Abstract: Soil respiration is an important part of terrestrial carbon cycling. Understanding its response to precipitation changes and nutrient addition can help to assess how global changes affect terrestrial carbon cycling. However, few studies have focused on the interactive effects of precipitation change and nutrient deposition on soil respiration. We conducted a field-manipulated experiment with increasing or decreasing precipitation and adding nutrient to simulate precipitation change and nutrient deposition on a meadow steppe in Hulunber, to explore the main and interactive effects of those two global change factors on soil respiration and the underlying mechanisms.
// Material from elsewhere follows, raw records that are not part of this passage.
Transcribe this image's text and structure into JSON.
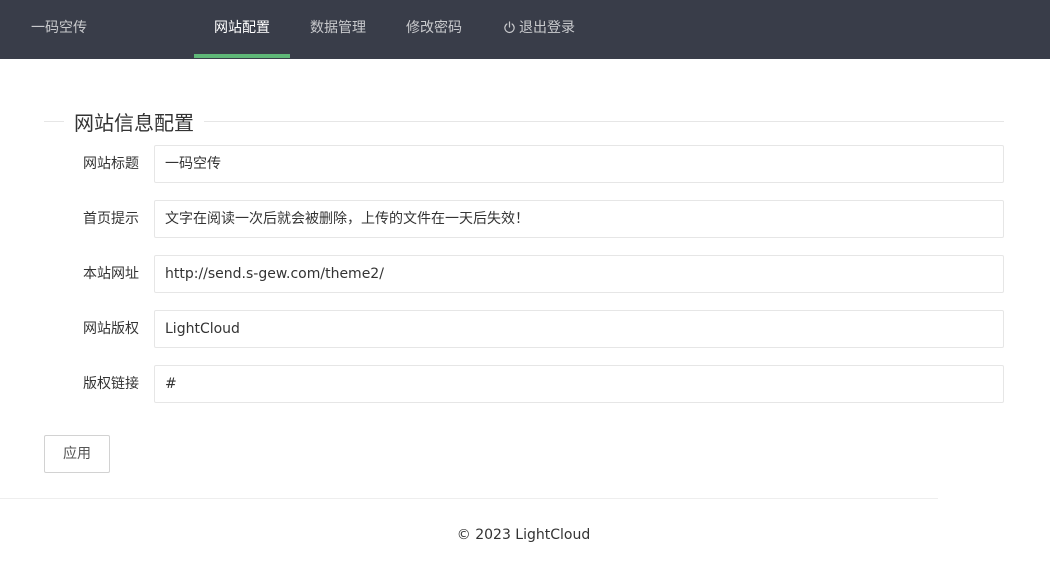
{
  "header": {
    "brand": "一码空传",
    "nav": [
      {
        "label": "网站配置",
        "active": true
      },
      {
        "label": "数据管理",
        "active": false
      },
      {
        "label": "修改密码",
        "active": false
      },
      {
        "label": "退出登录",
        "active": false,
        "icon": "power-icon"
      }
    ],
    "accent_color": "#5fb878",
    "background_color": "#393d49"
  },
  "form": {
    "legend": "网站信息配置",
    "fields": [
      {
        "label": "网站标题",
        "value": "一码空传"
      },
      {
        "label": "首页提示",
        "value": "文字在阅读一次后就会被删除，上传的文件在一天后失效！"
      },
      {
        "label": "本站网址",
        "value": "http://send.s-gew.com/theme2/"
      },
      {
        "label": "网站版权",
        "value": "LightCloud"
      },
      {
        "label": "版权链接",
        "value": "#"
      }
    ],
    "submit_label": "应用"
  },
  "footer": {
    "text": "© 2023 LightCloud"
  }
}
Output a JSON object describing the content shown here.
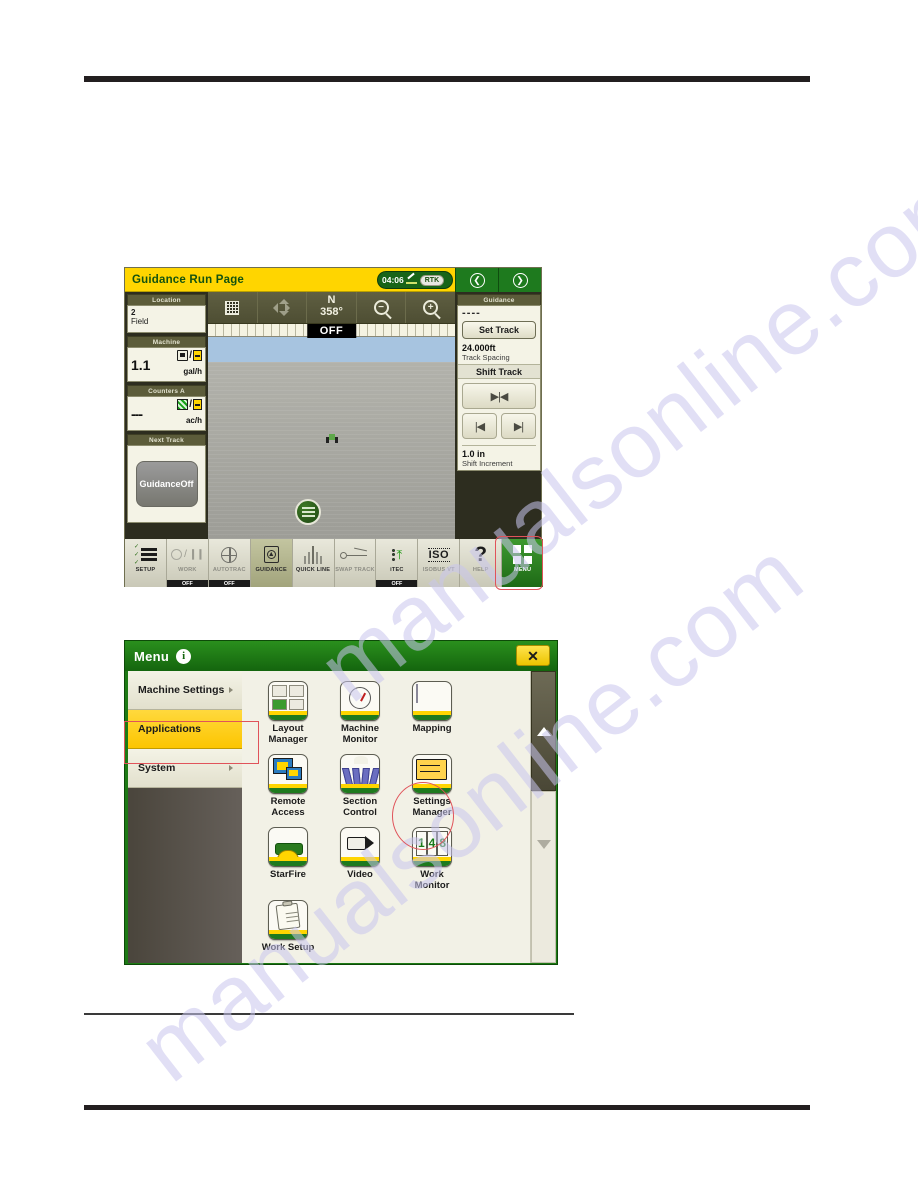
{
  "watermark": {
    "line1": "manualsonline.com",
    "line2": "manualsonline.com"
  },
  "screen1": {
    "title": "Guidance Run Page",
    "status": {
      "time": "04:06",
      "correction": "RTK",
      "sat_icon": "satellite-icon"
    },
    "nav": {
      "back_icon": "arrow-left-circle-icon",
      "forward_icon": "arrow-right-circle-icon"
    },
    "left_panel": {
      "location": {
        "header": "Location",
        "value": "2",
        "label": "Field"
      },
      "machine": {
        "header": "Machine",
        "value": "1.1",
        "unit": "gal/h",
        "icon_fuel": "fuel-icon",
        "icon_time": "hour-glass-icon",
        "separator": "/"
      },
      "counters": {
        "header": "Counters A",
        "value": "---",
        "unit": "ac/h",
        "icon_area": "area-hatch-icon",
        "icon_time": "hour-glass-icon",
        "separator": "/"
      },
      "next_track": {
        "header": "Next Track",
        "button_line1": "Guidance",
        "button_line2": "Off"
      }
    },
    "map_toolbar": {
      "grid_icon": "map-layers-icon",
      "pan_icon": "pan-dpad-icon",
      "heading_letter": "N",
      "heading_value": "358°",
      "zoom_out_icon": "zoom-out-icon",
      "zoom_in_icon": "zoom-in-icon",
      "zoom_out_sign": "−",
      "zoom_in_sign": "+"
    },
    "map": {
      "off_badge": "OFF",
      "vehicle_icon": "tractor-icon",
      "menu_fab_icon": "list-menu-icon"
    },
    "right_panel": {
      "header": "Guidance",
      "track_name": "- - - -",
      "set_track_label": "Set Track",
      "spacing_value": "24.000ft",
      "spacing_label": "Track Spacing",
      "shift_track_header": "Shift Track",
      "center_icon": "▶|◀",
      "left_icon": "|◀",
      "right_icon": "▶|",
      "increment_value": "1.0 in",
      "increment_label": "Shift Increment"
    },
    "toolbar": [
      {
        "label": "SETUP",
        "icon": "setup-checklist-icon",
        "state": "",
        "active": false,
        "dim": false
      },
      {
        "label": "WORK",
        "icon": "work-pause-icon",
        "state": "OFF",
        "active": false,
        "dim": true
      },
      {
        "label": "AUTOTRAC",
        "icon": "autotrac-wheel-icon",
        "state": "OFF",
        "active": false,
        "dim": true
      },
      {
        "label": "GUIDANCE",
        "icon": "guidance-compass-icon",
        "state": "",
        "active": true,
        "dim": false
      },
      {
        "label": "QUICK LINE",
        "icon": "quick-line-icon",
        "state": "",
        "active": false,
        "dim": false
      },
      {
        "label": "SWAP TRACK",
        "icon": "swap-track-icon",
        "state": "",
        "active": false,
        "dim": true
      },
      {
        "label": "iTEC",
        "icon": "itec-sequence-icon",
        "state": "OFF",
        "active": false,
        "dim": false
      },
      {
        "label": "ISOBUS VT",
        "icon": "iso-icon",
        "state": "",
        "active": false,
        "dim": true
      },
      {
        "label": "HELP",
        "icon": "question-mark-icon",
        "state": "",
        "active": false,
        "dim": true
      },
      {
        "label": "MENU",
        "icon": "grid-menu-icon",
        "state": "",
        "active": false,
        "dim": false
      }
    ],
    "iso_icon_text": "ISO",
    "help_icon_text": "?"
  },
  "screen2": {
    "title": "Menu",
    "info_icon": "info-icon",
    "info_glyph": "i",
    "close_icon": "close-icon",
    "close_glyph": "✕",
    "nav_items": [
      {
        "label": "Machine Settings",
        "selected": false
      },
      {
        "label": "Applications",
        "selected": true
      },
      {
        "label": "System",
        "selected": false
      }
    ],
    "apps": [
      {
        "label": "Layout\nManager",
        "line1": "Layout",
        "line2": "Manager",
        "icon": "layout-manager-icon",
        "art": "art-layout"
      },
      {
        "label": "Machine Monitor",
        "line1": "Machine",
        "line2": "Monitor",
        "icon": "machine-monitor-icon",
        "art": "art-mon"
      },
      {
        "label": "Mapping",
        "line1": "Mapping",
        "line2": "",
        "icon": "mapping-icon",
        "art": "art-map"
      },
      {
        "label": "Remote Access",
        "line1": "Remote",
        "line2": "Access",
        "icon": "remote-access-icon",
        "art": "art-remote"
      },
      {
        "label": "Section Control",
        "line1": "Section",
        "line2": "Control",
        "icon": "section-control-icon",
        "art": "art-sect"
      },
      {
        "label": "Settings Manager",
        "line1": "Settings",
        "line2": "Manager",
        "icon": "settings-manager-icon",
        "art": "art-settings"
      },
      {
        "label": "StarFire",
        "line1": "StarFire",
        "line2": "",
        "icon": "starfire-icon",
        "art": "art-star"
      },
      {
        "label": "Video",
        "line1": "Video",
        "line2": "",
        "icon": "video-icon",
        "art": "art-video"
      },
      {
        "label": "Work Monitor",
        "line1": "Work",
        "line2": "Monitor",
        "icon": "work-monitor-icon",
        "art": "art-wm"
      },
      {
        "label": "Work Setup",
        "line1": "Work Setup",
        "line2": "",
        "icon": "work-setup-icon",
        "art": "art-ws"
      }
    ],
    "work_monitor_digits": {
      "d1": "1",
      "d2": "4",
      "d3": "8"
    },
    "scrollbar": {
      "up_icon": "scroll-up-arrow-icon",
      "down_icon": "scroll-down-arrow-icon"
    }
  },
  "colors": {
    "jd_green": "#1e7a1e",
    "jd_yellow": "#ffd500",
    "highlight_red": "#e0535a"
  }
}
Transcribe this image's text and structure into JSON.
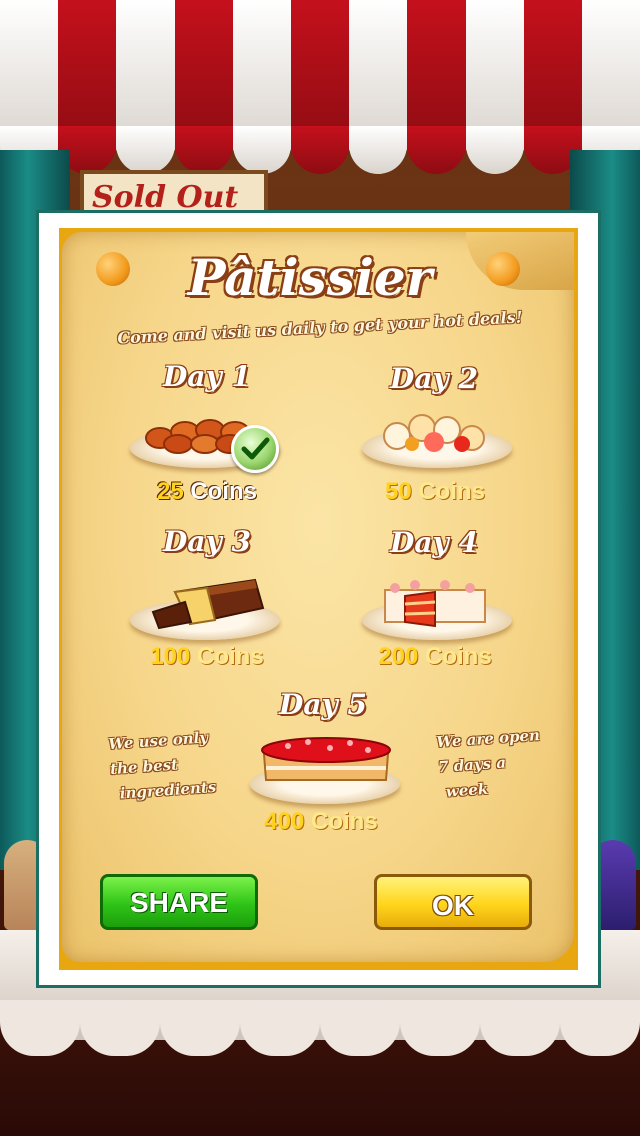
{
  "background": {
    "sign_text": "Sold Out"
  },
  "popup": {
    "title": "Pâtissier",
    "subtitle": "Come and visit us daily to get your hot deals!",
    "days": [
      {
        "label": "Day 1",
        "coins_value": "25",
        "coins_word": "Coins",
        "claimed": true,
        "food": "cookies-icon"
      },
      {
        "label": "Day 2",
        "coins_value": "50",
        "coins_word": "Coins",
        "claimed": false,
        "food": "cream-puffs-icon"
      },
      {
        "label": "Day 3",
        "coins_value": "100",
        "coins_word": "Coins",
        "claimed": false,
        "food": "loaf-cake-icon"
      },
      {
        "label": "Day 4",
        "coins_value": "200",
        "coins_word": "Coins",
        "claimed": false,
        "food": "layer-cake-icon"
      },
      {
        "label": "Day 5",
        "coins_value": "400",
        "coins_word": "Coins",
        "claimed": false,
        "food": "berry-tart-icon"
      }
    ],
    "note_left": [
      "We use only",
      "the best",
      "ingredients"
    ],
    "note_right": [
      "We are open",
      "7 days a",
      "week"
    ],
    "share_label": "SHARE",
    "ok_label": "OK"
  },
  "colors": {
    "frame_border": "#1a6e64",
    "parchment": "#f6d68a",
    "coin_yellow": "#ffd21e",
    "share_green": "#2ec417",
    "ok_yellow": "#ffd51c"
  }
}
The results showed that increasing precipitation did not affect soil respiration, while drought significantly reduced soil respiration. Nutrient addition had a limiting inhibitory effect on soil respiration, but its interaction with changing precipitation was not significant. Increasing precipitation significantly increased soil moisture, but did not affect soil temperature. Drought significantly reduced soil moisture and increased soil temperature. Nutrient addition significantly increased soluble inorganic carbon, inorganic nitrogen, and aboveground net primary productivity, and reduced soil moisture. Soil respiration was negatively correlated with soil temperature, but positively correlated with soil moisture, microbial biomass carbon and microbial biomass nitrogen. Soil moisture, soil temperature, microbial biomass carbon and microbial biomass nitrogen explained 56.3%, 26%, 16.6%, and 19.6% of the variation in soil respiration, respectively, indicating that soil moisture was the key factor regulating soil respiration. These findings may facilitate the understanding of soil respiration in meadow steppe under scenarios of global change.

Key words: soil respiration, increasing precipitation, drought, nutrient addition, meadow steppe.